Hagel noted that the families of the troops killed in Iraq have received letters signed by Bush.
"My goodness, that is the least we can expect the secretary of Defense ... If the president can find the time to do that why can't the secretary of Defense?" said Hagel, who has been a sharp critic of the way Bush has handled the Iraq war.
Democrat Jack Reed of Rhode Island said family members of those killed, "would like to think that at least for a moment the secretary thought about individually this young man or this young woman."
"Again it shows a lack of leadership style appropriate for the military ... This goes to his capability to continue to serve."
However, Republican Saxby Chambliss of Georgia, said that while "this is another area in which the secretary is being insensitive," the action did not "go to his leadership."
"I wrote and approved the now more than 1,000 letters sent to family members and next of kin of each of the servicemen and women killed in military action," Rumsfeld said in a statement on Sunday."
"While I have not individually signed each one, in the interest of ensuring expeditious contact with grieving family members, I have directed that in the future I sign each letter."

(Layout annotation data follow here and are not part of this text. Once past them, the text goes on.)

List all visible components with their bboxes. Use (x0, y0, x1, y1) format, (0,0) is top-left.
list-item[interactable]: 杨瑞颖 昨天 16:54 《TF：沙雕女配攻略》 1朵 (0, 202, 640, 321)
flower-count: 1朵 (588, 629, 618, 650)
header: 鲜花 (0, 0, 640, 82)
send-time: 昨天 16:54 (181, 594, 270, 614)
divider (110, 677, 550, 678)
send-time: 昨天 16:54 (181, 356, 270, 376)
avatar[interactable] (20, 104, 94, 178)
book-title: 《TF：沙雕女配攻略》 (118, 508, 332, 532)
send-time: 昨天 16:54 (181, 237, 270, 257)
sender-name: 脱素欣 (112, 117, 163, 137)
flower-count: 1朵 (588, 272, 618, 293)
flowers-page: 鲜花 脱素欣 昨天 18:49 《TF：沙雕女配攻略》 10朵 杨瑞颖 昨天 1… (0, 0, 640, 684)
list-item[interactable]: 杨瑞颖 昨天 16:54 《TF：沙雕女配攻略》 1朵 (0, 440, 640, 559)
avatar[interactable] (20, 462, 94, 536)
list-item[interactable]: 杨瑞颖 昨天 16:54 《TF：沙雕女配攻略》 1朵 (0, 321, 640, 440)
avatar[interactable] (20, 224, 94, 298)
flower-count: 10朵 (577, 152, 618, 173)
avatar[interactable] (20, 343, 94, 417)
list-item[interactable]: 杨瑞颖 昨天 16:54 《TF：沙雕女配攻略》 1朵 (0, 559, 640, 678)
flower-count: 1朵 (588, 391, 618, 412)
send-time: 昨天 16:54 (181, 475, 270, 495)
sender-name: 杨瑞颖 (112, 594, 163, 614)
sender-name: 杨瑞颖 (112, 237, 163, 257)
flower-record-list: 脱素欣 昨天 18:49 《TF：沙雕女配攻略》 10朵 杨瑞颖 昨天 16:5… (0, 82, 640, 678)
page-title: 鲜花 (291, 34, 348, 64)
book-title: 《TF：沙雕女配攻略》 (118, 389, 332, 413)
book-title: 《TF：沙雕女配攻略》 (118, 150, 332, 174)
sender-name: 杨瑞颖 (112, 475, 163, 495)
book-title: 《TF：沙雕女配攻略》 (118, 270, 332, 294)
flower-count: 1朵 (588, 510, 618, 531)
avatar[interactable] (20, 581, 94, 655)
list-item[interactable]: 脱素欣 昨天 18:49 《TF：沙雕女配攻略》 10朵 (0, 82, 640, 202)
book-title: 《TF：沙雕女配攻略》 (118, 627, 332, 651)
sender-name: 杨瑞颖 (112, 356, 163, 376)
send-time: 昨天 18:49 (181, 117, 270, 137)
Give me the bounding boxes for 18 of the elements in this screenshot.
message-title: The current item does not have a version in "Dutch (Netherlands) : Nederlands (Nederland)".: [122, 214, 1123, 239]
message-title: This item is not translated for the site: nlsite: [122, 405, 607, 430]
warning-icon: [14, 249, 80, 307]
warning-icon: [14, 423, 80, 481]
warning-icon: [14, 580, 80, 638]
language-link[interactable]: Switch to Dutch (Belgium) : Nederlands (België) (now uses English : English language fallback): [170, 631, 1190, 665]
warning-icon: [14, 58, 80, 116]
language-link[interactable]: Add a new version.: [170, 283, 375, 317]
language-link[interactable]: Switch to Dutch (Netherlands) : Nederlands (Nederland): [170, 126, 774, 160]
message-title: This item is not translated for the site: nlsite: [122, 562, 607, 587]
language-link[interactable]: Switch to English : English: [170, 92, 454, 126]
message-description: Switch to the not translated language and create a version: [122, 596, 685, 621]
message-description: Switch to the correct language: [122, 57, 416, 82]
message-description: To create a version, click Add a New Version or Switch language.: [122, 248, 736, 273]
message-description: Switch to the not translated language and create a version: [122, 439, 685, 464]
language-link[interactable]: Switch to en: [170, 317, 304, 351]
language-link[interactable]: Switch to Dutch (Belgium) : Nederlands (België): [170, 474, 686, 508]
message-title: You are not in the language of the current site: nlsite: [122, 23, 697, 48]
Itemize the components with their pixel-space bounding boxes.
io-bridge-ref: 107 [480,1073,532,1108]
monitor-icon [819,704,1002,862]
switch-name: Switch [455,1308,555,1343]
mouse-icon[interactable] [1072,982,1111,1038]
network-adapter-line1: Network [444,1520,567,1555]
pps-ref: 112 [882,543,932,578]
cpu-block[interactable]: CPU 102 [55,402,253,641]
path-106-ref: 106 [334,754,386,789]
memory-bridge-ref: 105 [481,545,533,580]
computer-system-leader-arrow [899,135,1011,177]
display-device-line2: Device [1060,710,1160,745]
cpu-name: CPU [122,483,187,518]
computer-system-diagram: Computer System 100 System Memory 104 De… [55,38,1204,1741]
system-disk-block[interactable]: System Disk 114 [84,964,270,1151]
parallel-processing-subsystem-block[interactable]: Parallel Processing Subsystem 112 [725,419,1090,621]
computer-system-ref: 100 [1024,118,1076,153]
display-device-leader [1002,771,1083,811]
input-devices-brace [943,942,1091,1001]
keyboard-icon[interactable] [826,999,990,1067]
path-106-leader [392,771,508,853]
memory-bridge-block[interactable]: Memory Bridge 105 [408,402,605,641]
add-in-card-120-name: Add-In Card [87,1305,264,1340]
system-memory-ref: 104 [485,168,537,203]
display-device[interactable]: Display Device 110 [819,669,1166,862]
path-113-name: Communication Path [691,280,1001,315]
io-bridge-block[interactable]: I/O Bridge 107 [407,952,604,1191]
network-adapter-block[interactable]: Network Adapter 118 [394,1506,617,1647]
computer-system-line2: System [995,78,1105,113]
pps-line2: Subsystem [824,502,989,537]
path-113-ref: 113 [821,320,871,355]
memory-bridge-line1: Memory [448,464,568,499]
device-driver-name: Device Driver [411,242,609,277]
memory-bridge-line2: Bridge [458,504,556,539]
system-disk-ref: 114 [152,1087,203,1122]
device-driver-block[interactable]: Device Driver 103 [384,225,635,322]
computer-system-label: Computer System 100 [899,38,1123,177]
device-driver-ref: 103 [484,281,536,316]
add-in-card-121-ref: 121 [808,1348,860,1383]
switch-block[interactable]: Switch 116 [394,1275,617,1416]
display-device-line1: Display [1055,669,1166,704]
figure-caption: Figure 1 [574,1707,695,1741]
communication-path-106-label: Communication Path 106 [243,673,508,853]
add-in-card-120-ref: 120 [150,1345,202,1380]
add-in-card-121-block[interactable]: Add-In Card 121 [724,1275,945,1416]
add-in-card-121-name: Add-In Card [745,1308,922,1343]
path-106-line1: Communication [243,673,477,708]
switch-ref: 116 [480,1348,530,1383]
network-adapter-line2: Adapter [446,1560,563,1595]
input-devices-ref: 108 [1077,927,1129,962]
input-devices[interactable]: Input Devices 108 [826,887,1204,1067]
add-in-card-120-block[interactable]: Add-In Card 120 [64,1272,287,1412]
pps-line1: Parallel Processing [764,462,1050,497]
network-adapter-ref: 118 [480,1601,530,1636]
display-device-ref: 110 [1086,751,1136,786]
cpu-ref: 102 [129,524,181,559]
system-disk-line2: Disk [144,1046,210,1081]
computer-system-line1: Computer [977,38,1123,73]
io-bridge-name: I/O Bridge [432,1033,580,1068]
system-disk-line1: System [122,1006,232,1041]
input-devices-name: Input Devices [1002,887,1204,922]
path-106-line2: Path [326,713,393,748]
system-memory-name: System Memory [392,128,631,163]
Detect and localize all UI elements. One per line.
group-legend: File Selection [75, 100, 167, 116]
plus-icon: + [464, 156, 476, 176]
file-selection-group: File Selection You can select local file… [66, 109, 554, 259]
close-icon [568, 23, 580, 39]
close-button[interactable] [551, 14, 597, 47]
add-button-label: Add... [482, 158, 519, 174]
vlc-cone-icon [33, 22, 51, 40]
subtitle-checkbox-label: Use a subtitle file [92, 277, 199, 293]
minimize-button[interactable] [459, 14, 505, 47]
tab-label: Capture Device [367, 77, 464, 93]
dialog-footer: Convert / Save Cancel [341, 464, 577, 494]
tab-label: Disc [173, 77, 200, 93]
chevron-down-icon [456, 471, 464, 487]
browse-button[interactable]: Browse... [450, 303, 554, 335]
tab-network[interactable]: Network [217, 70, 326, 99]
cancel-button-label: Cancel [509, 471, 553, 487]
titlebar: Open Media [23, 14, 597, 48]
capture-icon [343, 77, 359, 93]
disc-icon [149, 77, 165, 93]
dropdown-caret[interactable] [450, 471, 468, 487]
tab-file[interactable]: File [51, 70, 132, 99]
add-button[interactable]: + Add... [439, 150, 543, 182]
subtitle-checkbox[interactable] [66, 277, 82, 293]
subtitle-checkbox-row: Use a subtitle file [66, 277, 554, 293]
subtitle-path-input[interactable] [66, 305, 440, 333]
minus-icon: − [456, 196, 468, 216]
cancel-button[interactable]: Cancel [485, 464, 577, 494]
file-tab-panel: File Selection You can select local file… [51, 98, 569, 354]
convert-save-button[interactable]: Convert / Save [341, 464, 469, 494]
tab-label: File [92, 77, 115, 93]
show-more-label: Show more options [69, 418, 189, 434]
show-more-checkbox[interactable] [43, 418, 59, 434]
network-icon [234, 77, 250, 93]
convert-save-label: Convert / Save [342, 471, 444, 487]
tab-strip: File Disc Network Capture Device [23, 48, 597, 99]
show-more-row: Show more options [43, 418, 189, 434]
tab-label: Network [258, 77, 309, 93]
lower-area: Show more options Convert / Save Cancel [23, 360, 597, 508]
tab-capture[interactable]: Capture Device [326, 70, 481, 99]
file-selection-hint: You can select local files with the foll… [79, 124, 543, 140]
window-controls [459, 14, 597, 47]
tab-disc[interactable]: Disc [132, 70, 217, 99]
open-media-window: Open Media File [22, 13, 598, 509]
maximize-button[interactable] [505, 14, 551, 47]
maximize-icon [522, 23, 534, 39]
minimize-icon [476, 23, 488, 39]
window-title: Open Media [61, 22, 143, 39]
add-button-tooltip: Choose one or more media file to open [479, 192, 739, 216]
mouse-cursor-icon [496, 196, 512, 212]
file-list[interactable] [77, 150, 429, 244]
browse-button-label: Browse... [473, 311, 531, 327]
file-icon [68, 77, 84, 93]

Rumsfeld got himself into trouble earlier this month by appearing to brush off a soldier headed to Iraq who complained that military vehicles did not have sufficient armor and troops were having to piece together scraps of metal for extra protections.
Some prominent Republicans including Arizona Republican Sen. John McCain (news, bio, voting record) and former Senate Majority Leader Trent Lott have questioned his performance, leading the White House to come to his defense on Friday with a statement that he was "doing a great job."
Among the critics, Senate Foreign Relations Committee Chairman Richard Lugar expressed concern on NBC's "Meet the Press" on Sunday that removing him from office could threaten national security.
"He should be held accountable and he should stay in office," the Indiana Republican senator said. "The fact is a change of leadership in the Pentagon at this point might be as disruptive as trying to get someone in Homeland Defense," he added.
Military families told the Stars and Stripes newspaper, which first carried the story, that the machine-signed letters reflected a lack of respect for the losses the families had suffered.
"To me it's an insult, not only as someone who lost a loved one but also as someone who served in Iraq," Army Spc. Ivan Medina whose brother Irving was killed in Iraq this summer, told the newspaper.